Comment 64 Andy Shevchenko 2021-10-18 15:18:18 UTC
(In reply to Jarkko Nikula from comment #63)
> (In reply to Andy Shevchenko from comment #59)
> > (In reply to Jarkko Nikula from comment #58)
> > > 2nd version of patch disabling SMB_ALERT signal
> > 
> > Side remark: Looking into this code, shouldn't you first clean current
> > notifications and only after that enable IRQ?
> 
> That's a good question and made me debugging more. In fact disabling doesn't
> disable detection and SMBALERT_STS will be set and cause short burst of
> interrupts during driver load and unload time if SMB_ALERT signal was
> asserted. Looks like it's better to add basic acknowledging for it into
> i801_isr().
> 
> I'm not sure would clearing pending interrupts at the probe time cause any
> regression but acknowledging the SMBALERT_STS in i801_isr() makes sure the
> status doesn't stay forever if it occurs after probe.

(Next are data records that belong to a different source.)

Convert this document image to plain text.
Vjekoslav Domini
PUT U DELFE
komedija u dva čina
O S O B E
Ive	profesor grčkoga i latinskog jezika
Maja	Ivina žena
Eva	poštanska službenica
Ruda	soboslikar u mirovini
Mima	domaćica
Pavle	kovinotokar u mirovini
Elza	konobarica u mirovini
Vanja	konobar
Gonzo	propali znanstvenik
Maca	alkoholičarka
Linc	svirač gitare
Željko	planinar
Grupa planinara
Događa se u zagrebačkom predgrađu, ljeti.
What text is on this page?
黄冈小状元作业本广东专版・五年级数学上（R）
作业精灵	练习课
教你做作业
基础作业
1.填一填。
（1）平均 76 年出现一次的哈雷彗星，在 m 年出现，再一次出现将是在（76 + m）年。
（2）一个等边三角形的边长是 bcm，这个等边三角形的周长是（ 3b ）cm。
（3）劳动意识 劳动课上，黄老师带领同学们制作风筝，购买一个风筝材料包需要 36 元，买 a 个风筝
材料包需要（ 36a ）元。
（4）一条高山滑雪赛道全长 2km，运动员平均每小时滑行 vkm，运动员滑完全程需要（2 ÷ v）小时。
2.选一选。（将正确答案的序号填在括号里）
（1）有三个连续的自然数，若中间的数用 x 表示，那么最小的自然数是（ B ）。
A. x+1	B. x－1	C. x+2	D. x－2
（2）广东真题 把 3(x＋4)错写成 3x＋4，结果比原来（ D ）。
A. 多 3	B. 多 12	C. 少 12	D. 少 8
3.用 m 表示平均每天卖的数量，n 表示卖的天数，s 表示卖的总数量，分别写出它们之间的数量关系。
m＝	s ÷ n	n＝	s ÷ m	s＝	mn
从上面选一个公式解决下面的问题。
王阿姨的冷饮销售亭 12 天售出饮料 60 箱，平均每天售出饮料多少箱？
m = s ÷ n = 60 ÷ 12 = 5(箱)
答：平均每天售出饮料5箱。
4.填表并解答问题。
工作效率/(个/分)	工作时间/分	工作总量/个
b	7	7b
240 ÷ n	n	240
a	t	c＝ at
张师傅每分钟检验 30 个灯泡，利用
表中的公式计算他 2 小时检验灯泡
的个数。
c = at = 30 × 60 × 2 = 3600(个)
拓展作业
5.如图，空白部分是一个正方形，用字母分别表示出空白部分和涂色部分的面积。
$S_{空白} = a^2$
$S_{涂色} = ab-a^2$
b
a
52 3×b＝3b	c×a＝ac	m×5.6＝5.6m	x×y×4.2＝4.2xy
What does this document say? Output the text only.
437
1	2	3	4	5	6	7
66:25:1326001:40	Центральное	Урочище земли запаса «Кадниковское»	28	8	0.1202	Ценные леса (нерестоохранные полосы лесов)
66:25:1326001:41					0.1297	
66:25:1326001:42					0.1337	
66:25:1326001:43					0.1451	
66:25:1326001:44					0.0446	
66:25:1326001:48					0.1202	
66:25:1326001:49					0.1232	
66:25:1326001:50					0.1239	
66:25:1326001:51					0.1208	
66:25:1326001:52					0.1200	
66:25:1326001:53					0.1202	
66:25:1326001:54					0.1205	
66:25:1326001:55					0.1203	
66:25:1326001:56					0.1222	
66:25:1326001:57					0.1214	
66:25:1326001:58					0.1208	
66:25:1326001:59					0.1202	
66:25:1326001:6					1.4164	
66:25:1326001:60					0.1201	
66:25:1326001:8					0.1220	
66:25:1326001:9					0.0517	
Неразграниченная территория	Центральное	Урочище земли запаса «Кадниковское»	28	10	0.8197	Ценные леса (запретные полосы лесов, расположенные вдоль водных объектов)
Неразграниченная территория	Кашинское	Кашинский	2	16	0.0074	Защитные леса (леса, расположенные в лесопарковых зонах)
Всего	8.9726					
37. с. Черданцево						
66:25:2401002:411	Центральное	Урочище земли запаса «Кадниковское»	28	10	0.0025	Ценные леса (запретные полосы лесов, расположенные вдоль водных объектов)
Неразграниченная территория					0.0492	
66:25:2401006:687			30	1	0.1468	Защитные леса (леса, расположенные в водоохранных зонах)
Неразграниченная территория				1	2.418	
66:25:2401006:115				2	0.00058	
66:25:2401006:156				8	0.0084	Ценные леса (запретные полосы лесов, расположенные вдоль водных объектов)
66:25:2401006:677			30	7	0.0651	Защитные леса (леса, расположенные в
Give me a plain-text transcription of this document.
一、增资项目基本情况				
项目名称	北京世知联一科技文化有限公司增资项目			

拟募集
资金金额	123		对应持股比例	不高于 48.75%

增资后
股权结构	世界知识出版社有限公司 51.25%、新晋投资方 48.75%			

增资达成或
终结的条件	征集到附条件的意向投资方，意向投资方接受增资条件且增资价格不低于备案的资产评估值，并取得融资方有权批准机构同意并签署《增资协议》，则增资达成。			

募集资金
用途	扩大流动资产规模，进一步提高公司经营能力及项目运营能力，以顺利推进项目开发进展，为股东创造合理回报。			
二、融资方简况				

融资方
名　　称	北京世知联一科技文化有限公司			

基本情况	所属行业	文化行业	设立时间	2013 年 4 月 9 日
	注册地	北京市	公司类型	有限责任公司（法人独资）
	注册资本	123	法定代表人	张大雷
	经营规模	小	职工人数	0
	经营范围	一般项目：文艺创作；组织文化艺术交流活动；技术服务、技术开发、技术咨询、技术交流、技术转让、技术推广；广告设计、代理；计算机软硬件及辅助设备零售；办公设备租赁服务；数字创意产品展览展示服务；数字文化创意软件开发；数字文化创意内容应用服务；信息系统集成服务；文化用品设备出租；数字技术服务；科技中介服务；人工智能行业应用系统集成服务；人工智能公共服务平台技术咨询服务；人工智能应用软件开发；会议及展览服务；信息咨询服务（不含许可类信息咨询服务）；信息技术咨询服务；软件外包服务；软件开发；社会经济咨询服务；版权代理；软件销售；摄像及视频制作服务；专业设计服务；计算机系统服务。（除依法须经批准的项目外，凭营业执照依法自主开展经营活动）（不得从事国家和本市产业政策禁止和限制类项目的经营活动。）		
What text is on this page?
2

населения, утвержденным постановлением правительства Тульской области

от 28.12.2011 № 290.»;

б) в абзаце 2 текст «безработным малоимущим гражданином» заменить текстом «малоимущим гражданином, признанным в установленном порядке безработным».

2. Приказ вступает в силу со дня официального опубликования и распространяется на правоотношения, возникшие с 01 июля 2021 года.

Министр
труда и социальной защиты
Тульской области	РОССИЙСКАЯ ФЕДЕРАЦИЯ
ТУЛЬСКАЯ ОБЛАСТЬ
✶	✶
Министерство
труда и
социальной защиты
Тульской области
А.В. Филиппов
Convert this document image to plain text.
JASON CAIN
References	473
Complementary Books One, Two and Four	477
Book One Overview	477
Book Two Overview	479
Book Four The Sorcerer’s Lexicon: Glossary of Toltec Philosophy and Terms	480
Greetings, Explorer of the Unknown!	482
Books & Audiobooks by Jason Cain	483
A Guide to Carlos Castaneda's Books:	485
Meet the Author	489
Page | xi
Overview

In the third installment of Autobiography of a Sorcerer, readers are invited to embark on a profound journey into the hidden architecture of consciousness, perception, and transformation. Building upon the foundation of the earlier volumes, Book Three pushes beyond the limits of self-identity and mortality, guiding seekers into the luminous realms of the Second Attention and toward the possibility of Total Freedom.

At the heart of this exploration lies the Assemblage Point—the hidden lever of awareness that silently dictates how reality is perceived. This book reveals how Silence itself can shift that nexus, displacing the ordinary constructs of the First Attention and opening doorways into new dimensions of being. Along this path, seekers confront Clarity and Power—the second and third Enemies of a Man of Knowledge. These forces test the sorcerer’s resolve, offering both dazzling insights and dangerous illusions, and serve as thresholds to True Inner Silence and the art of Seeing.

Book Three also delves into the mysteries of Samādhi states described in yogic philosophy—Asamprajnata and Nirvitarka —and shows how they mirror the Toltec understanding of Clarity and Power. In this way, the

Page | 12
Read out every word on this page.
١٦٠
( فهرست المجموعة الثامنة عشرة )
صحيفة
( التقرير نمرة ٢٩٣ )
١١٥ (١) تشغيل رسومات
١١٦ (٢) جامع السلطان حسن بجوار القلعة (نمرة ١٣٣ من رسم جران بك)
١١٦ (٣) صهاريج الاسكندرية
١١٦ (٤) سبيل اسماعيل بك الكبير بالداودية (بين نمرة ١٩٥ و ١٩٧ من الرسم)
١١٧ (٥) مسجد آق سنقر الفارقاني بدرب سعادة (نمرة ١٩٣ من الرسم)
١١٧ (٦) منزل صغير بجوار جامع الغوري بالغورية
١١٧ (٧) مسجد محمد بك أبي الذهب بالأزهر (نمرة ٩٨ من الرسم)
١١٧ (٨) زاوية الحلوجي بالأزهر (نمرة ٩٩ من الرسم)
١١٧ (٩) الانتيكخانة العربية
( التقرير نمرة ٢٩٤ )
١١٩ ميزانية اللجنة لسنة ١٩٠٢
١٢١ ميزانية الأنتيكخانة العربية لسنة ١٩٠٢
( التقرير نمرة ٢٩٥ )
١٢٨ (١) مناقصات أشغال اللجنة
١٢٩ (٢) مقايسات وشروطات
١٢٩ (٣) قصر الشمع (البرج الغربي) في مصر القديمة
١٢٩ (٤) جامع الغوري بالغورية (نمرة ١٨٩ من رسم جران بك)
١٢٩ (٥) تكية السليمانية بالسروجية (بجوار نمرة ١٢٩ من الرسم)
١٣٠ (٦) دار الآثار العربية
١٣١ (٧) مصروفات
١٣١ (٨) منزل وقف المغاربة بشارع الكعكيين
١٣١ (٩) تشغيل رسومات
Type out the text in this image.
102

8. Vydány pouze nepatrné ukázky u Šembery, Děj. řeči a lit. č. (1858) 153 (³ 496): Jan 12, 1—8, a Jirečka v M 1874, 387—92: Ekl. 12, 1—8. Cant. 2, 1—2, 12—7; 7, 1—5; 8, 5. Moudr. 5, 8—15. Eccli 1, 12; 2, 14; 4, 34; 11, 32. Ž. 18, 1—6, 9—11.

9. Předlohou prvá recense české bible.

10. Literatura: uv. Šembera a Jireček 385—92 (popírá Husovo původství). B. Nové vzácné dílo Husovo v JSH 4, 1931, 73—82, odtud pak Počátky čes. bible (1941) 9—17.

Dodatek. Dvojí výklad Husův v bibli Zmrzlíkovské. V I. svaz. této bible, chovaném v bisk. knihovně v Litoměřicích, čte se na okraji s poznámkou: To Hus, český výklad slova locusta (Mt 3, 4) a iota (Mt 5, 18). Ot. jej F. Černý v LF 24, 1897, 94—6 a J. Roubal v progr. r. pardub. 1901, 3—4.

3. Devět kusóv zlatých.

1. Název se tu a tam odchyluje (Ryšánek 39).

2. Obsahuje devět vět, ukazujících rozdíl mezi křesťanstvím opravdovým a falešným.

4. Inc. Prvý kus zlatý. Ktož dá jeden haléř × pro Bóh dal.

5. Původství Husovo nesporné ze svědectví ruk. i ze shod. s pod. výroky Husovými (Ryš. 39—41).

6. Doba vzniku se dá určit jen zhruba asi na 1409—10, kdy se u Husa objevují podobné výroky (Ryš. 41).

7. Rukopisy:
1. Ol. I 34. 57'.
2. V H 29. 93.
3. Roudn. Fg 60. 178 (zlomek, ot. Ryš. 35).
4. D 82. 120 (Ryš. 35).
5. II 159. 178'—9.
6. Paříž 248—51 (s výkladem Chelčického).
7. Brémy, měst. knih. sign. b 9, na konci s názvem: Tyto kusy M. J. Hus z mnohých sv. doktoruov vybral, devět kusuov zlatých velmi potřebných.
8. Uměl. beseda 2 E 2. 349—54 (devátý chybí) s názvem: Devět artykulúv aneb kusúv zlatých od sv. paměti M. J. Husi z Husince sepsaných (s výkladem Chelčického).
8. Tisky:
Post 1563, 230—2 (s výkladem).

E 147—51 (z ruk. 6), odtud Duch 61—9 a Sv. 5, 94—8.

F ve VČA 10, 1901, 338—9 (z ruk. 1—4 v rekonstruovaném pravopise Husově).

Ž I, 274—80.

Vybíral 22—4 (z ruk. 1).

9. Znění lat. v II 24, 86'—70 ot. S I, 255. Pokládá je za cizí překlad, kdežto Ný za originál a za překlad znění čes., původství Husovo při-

It also makes sense to test it with DEBUG_SHIRQ enabled (yes, I know that more than a half of the drivers in the Linux kernel will either crash or behave badly on this, not many developers know about the debugging feature).
Comment 65 Jean Delvare 2021-12-03 08:31:27 UTC
This bug is believed to be fixed in kernel v5.16 by the following 2 commits:

commit 03a976c9afb5e3c4f8260c6c08a27d723b279c92
Author: Jarkko Nikula
Date:   Wed Nov 17 11:45:09 2021 +0200

    i2c: i801: Fix interrupt storm from SMB_ALERT signal

commit 9b5bf5878138293fb5b14a48a7a17b6ede6bea25
Author: Jean Delvare
Date:   Tue Nov 9 16:02:57 2021 +0100

    i2c: i801: Restore INTREN on unload
Comment 66 Conrad Kostecki 2022-01-14 17:30:33 UTC
Upgraded to kernel 5.16 today no more irq noise. Thank you!